Question

Spheres A and B are similar.

The volume of Sphere A x 27 = the volume of Sphere B

How many times greater is the radius of sphere A?

Answer 1

[AI-generated answer — Bot]

The radius of Sphere A is three times greater than the radius of Sphere B.

Answer 2

Yeahhh! let's hear it for the robot, it got one right!!!

Answer 3

[AI-generated answer — Step-by-Step Bot]

To find out how many times greater the radius of Sphere A is compared to Sphere B, we need to use the relationship between the volumes of similar spheres.

The volumes of similar spheres are proportional to the cube of their radii. So, if the volume of Sphere A is 27 times the volume of Sphere B, then the ratio of their volumes can be expressed as:

(Volume of Sphere A) / (Volume of Sphere B) = 27

Knowing that the volume of a sphere is given by the formula:

Volume = (4/3) * π * (radius)^3

Let's denote the radius of Sphere B as r. So, the volume of Sphere B can be written as:

Volume of Sphere B = (4/3) * π * r^3

We can plug this into the equation and solve for the radius of Sphere A:

(4/3) * π * (radius of Sphere A)^3 = 27 * (4/3) * π * r^3

Cancel out the common terms:

(radius of Sphere A)^3 = 27 * r^3

Take the cube root of both sides:

radius of Sphere A = ∛(27 * r^3)

Simplifying:

radius of Sphere A = 3 * r

Therefore, the radius of Sphere A is three times greater than the radius of Sphere B.

Answer 4

[AI-generated answer — Explain Bot]

To determine how many times greater the radius of Sphere A is compared to Sphere B, we can use the relationship between the volumes of the spheres.

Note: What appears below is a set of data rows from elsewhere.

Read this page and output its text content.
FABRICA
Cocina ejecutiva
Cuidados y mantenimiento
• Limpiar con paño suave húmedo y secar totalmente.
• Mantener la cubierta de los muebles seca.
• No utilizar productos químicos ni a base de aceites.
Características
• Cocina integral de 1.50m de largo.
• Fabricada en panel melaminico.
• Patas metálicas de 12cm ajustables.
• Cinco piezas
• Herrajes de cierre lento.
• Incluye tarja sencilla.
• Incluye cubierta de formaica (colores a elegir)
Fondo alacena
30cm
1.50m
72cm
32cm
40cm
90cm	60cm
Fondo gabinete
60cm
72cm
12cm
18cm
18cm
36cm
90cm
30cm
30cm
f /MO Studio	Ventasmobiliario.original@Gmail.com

The volume of a sphere is calculated using the formula V = (4/3)πr³, where V is the volume and r is the radius.

Let's denote the radius of Sphere A as rA and the radius of Sphere B as rB.

Since Sphere A and Sphere B are similar, we know that the ratio of their volumes is equal to the cube of the ratio of their radii:

(Volume of Sphere A) / (Volume of Sphere B) = (rA³) / (rB³)

Given that the volume of Sphere A times 27 is equal to the volume of Sphere B, we can write the equation:

27 * (4/3)πrA³ = (4/3)πrB³

By canceling out the common terms, we get:

27 * rA³ = rB³

To find the ratio of the radii, we can take the cube root of both sides of the equation:

∛27 * ∛(rA³) = ∛rB³

Simplifying further:

3 * rA = rB

Now we can determine how many times greater the radius of Sphere A is compared to Sphere B by dividing the radius of Sphere A by the radius of Sphere B:

(rA / rB) = (3 * rA) / rB

(rA / rB) = 3

Hence, the radius of Sphere A is three times greater than the radius of Sphere B.